畑の中の教会

五島における、いや日本における教会建築の父「鉄川与助」(20日の五島の人々テーマでご紹介します)が造った50棟と言われている教会の一つ、楠原教会です。

鉄川与助が造った教会の5棟目にあたります。

今でこそこんなに綺麗に整地されていますが、20~30年ほど前までは四方ぐるりと畑、畑、牛小屋、畑の中にポツンと教会だけが建っているというシュールな風景でした。一般的な概念だと、隠れキリシタンの教会はわりと辺鄙な場所にあると思われますが、この楠原教会は岐宿町から歩いても30分程で、険しさや厳しさのかけらもなく、穏やかに開けた平野にあります。

これは教会に展示していた、昭和41年頃の楠原教会。

慶応元年の浦上における「信徒発見」を機に、囚われの身になるのを覚悟して続々とキリシタンとして名乗りを上げた信者たちは過酷な迫害を受けました。

この写真は当時の様子です。

彼ら33名はわずか2間半四方(5.4㎡)の家(下写真)に閉じ込められ、後に首縄に手を縛られてここ楠原から山を越えた漁村・水の浦の牢に移されて、筆舌に尽くせない環境を耐え抜いて3年後に釈放されたのです。
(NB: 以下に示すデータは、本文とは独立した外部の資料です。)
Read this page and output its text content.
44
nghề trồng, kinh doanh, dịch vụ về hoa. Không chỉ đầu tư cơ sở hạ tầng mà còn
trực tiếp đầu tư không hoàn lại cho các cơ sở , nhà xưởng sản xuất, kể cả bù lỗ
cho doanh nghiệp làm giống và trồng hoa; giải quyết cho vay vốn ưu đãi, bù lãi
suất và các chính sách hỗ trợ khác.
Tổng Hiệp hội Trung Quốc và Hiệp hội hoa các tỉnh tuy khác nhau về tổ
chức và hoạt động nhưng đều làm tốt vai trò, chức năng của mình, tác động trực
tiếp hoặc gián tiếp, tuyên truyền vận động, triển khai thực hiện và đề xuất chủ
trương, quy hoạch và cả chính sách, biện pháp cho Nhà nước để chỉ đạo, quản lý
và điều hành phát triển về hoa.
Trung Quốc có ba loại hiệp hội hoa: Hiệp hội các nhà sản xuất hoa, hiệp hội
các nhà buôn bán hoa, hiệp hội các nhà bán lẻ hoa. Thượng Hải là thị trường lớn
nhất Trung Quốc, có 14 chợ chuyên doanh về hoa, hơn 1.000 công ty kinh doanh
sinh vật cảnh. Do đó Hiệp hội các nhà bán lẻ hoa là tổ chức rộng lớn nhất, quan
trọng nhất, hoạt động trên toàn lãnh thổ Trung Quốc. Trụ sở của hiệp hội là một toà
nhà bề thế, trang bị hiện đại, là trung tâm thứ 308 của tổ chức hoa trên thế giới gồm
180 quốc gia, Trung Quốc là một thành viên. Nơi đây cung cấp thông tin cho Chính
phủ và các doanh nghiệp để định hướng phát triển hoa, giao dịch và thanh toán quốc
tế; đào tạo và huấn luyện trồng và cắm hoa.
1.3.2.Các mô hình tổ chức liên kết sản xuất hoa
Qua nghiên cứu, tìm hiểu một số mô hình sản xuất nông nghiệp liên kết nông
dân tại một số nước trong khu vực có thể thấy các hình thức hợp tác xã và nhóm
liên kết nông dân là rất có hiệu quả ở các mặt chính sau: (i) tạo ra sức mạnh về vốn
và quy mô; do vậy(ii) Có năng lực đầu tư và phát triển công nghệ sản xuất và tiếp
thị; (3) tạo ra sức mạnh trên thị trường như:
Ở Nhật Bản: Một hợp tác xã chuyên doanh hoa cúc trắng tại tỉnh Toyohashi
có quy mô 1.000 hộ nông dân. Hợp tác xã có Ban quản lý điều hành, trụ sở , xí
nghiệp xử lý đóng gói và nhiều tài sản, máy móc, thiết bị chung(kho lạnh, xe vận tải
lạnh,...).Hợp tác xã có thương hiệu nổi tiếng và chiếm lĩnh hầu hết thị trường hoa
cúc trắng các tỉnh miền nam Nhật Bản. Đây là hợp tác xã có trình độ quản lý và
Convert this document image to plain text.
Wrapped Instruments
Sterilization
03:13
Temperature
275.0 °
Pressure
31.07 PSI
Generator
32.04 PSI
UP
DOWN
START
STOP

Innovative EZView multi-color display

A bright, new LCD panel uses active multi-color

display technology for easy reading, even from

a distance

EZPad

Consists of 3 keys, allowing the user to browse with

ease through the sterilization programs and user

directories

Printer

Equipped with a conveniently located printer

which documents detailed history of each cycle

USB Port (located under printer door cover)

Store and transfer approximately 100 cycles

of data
そんな彼らをマリア様は慈愛の眼で見守ってくださっているでしょう。

この写真は少しだけ開いていた扉の隙間から撮らせていただきました。 こうもり天井(リブ・ヴォールト天井)が美しいですね。

楠原教会は、福江港から車で岐宿方向へ行き(約20分)、岐宿支所の信号を左折(二本楠方面)約10分です。